Alternatives to ReplicaSet

ReplicaSet alternative When to use
Deployment When deploying a standard application in production.
ReplicationController When using older manifests that only support ReplicationController.
DaemonSet When you need to run Pod copies on specific nodes.
Running Pods manually When running multiple Pods for testing purposes.
Jobs When you need to run multiple Pods as part of a Kubernetes Job.

Again, a ReplicaSet is not the only way to run multiple copies of the same Pod. You can do the same thing in various other ways – although each comes with different pros and cons.

Here's a look at the main alternatives to ReplicaSets.


You can specify replicas as part of a Pod template when creating a Deployment – another way to create Pod replicas.

In general, this approach is preferable to creating a standalone ReplicaSet because a Deployment also allows you to define additional configuration values that aren't supported by ReplicaSets. In addition, you can scale replicas based on a Deployment in a similar way to scaling those inside a ReplicaSet.

That said, if your only goal is to deploy multiple copies of a Pod, and none of the other options that come with a Deployment is important, it makes sense to create a ReplicaSet instead of a Deployment.


As we noted, ReplicationController is an older Kubernetes feature that is very similar to ReplicaSets, with the main difference being that ReplicaSets use set-based selectors instead of equality-based ones.

There are very few situations today where you'd want to use a ReplicationController instead of a ReplicaSet.

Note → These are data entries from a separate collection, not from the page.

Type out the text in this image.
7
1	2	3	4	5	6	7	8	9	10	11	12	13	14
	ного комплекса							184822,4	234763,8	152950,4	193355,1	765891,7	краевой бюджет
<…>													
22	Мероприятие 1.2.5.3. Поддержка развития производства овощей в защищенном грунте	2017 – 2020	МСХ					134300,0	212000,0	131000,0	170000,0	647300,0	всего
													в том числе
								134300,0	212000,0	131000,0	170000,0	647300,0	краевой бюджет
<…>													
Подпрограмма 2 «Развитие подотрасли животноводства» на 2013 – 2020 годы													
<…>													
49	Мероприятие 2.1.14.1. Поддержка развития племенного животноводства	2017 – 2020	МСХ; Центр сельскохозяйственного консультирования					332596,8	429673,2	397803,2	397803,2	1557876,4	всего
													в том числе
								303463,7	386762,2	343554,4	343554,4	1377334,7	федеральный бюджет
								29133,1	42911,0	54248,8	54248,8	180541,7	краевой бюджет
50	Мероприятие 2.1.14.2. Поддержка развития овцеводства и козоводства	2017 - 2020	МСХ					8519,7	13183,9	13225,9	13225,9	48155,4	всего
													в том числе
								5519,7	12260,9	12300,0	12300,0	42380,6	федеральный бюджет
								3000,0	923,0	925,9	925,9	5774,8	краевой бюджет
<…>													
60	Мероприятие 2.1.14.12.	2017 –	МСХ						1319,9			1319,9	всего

The only real example is scenarios where you already have manifests written to support a ReplicationController and you don't want to bother with converting them to work with a ReplicaSet.


A DaemonSet allows you to run a copy of a Pod on multiple nodes, achieving a similar outcome as ReplicaSets. However, the main purpose of a DaemonSet is to ensure that copies of a Pod run on certain nodes. This is often done to support Kubernetes monitoring and logging agents. In contrast, a ReplicaSet doesn't guarantee that Pods will be distributed across nodes; it could result in multiple copies of a Pod running on the same node.

So, use a ReplicaSet if you want to run a certain number of copies of a Pod but don't care about exactly where they run. Use a DaemonSet if you want to distribute copies of a Pod across multiple nodes.

Running bare Pods manually

Another way to run multiple copies of a Pod using a Pod template without creating a ReplicaSet is simply to run the same Pod multiple times using manual kubectl run commands.

If you do this, each Pod will run independently of the others. You won't be able to delete or scale the Pods using a single command because they won't be part of a ReplicaSet.

Running individual Pods based on a separate Pod template for each one entails more manual effort. Generally, it only makes sense if you’re running multiple Pod instances for testing purposes, not in production.


A final method for running multiple Pods without using a ReplicaSet is to use the Kubernetes Jobs controller. The Jobs controller supports a parallelism parameter (spec.parallelism) where you can configure multiple copies of the same Pod and have them run when a Job runs.

That said, you should only do this if you need to run multiple Pods as part of a Job (which might be necessary if, for example, the Job workload needs to be distributed across multiple Pods for some reason). If your only goal is to run multiple copies of a Pod as part of a standard application deployment, this is a clunky way to do it.

Getting more from Kubernetes with ReplicaSets

From increasing application availability, to balancing load, to scaling Pods and more, ReplicaSets bring a variety of benefits to Kubernetes. Understanding when and how to take advantage of ReplicaSets is a crucial part of operating Kubernetes effectively at scale.